|Major Groups > Gilled Mushrooms > Dark-Spored > Bolbitius > Bolbitius titubans|
by Michael Kuo
This widespread and common mushroom is quite variable in its size and stature. Young specimens have a distinctive, yellow, egg-shaped cap--but the short-lived Bolbitius titubans soon begins to fade, becoming convex or broadly conical, and eventually more or less flat. Robust specimens are found on dung and in heavily fertilized soil, while flimsy specimens can be found in grassy areas with less nitrogen.
The not-so-variable features, which should probably be relied on for accurate identification, include:
"Bolbitius vitellinus" was traditionally separated from Bolbitius titubans on the basis of its thicker flesh, less striate cap, and whiter stem--but mycologists have recently synonymized the two species; since titubans is the older name, it takes precedence.
Ecology: Saprobic, growing alone, scattered, or gregariously on dung and in fertilized grass; summer and fall (and winter in warm climates); widely distributed in North America.
Cap: 1.5-5 cm; egg-shaped or nearly round when young, expanding to broadly bell-shaped or broadly convex, and eventually flat with a depressed central bump; fragile; slimy when fresh; yellow or greenish yellow (sometimes brownish or grayish), often fading to grayish or pale tan but (usually) retaining a yellowish center; smooth; usually strongly lined by maturity, often nearly all the way to the center. Specimens developing a pocketed or veined cap surface as the slime dries out are not infrequent. Young specimens sometimes display a felty, whitish cap margin, but this appears to be the result of contact with the stem (which also features the feltiness) in the button stage, rather than remnants of a true partial veil.

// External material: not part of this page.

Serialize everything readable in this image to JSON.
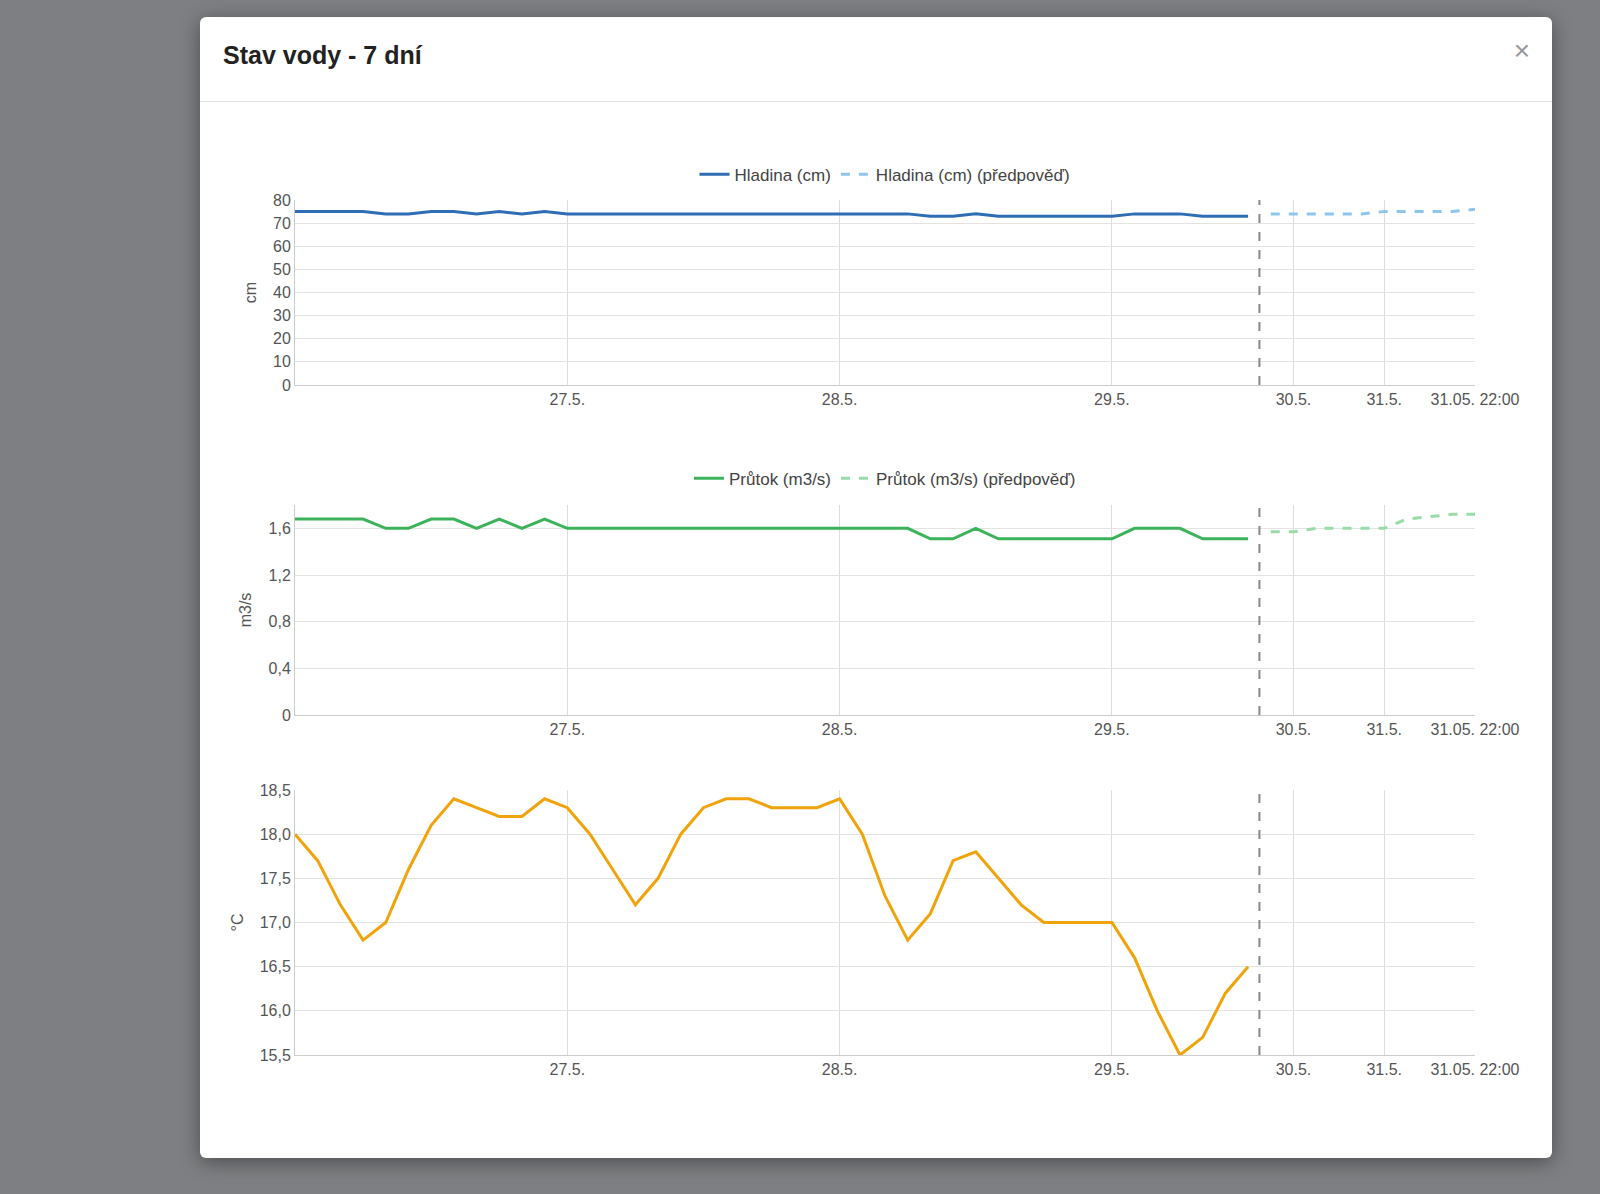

Gills: Free from the stem or narrowly attached to it; close; fragile and soft; whitish or pale yellowish, becoming rusty cinnamon; often gelatinizing somewhat in wet weather.
Stem: 3-12 cm long; up to nearly 1 cm thick; equal or tapering to the apex; hollow; fragile; finely scaly, powdery, or finely hairy--or more or less smooth; white with a yellowish apex and/or base, or yellowish overall.
Flesh: Insubstantial; yellowish.
Odor and Taste: Not distinctive.
Chemical Reactions: KOH on cap surface negative to dark gray.
Spore Print: Rusty brown.
Microscopic Features: Spores 10-16 x 6-9 µ; more or less elliptical, with a truncated end; smooth; with a pore. Brachybasidioles and cheilocystidia present. Basidia abruptly clavate. Pileipellis a hymeniform trichoderm.
REFERENCES: (Bulliard, 1789) Fries, 1838. (Fries, 1821; Saccardo, 1887; Atkinson, 1900; Kauffman, 1918; Smith, Smith & Weber, 1979; Watling, 1982; Arora, 1986; Hansen & Knudsen, 1992; Lincoff, 1992; Evenson, 1997; Barron, 1999; McNeil, 2006; Miller & Miller, 2006; Knudsen & Vesterholt, 2008.) Herb. Kuo 08300401, 01120607, 05080901, 05281101.
Bolbitius expansus is a yellow-stemmed taxon with a grayish yellow cap that does not retain a yellowish center at maturity. Bolbitius variicolor (possibly the same as Bolbitius vitellinus var. olivaceus) has a "smoky olive" cap and a finely scaly yellow stem; the original description and illustration of this taxon can be found in the right-hand column. Various authors synonymize one or more of these taxa with Bolbitius titubans (or vice-versa). In the absence of clear ecological or molecular data to separate them, I am throwing them all into the mix and using the most widely known species name to represent the group. There could easily be several ecologically and genetically distinct species among these taxa, but I doubt we will be able to accurately identify them on the basis of stem color, minor differences in spore dimensions, and so on. Comprehensive, rigorous documentation of ecology, morphological variation, and genetic difference in hundreds of specimens from across the globe is required.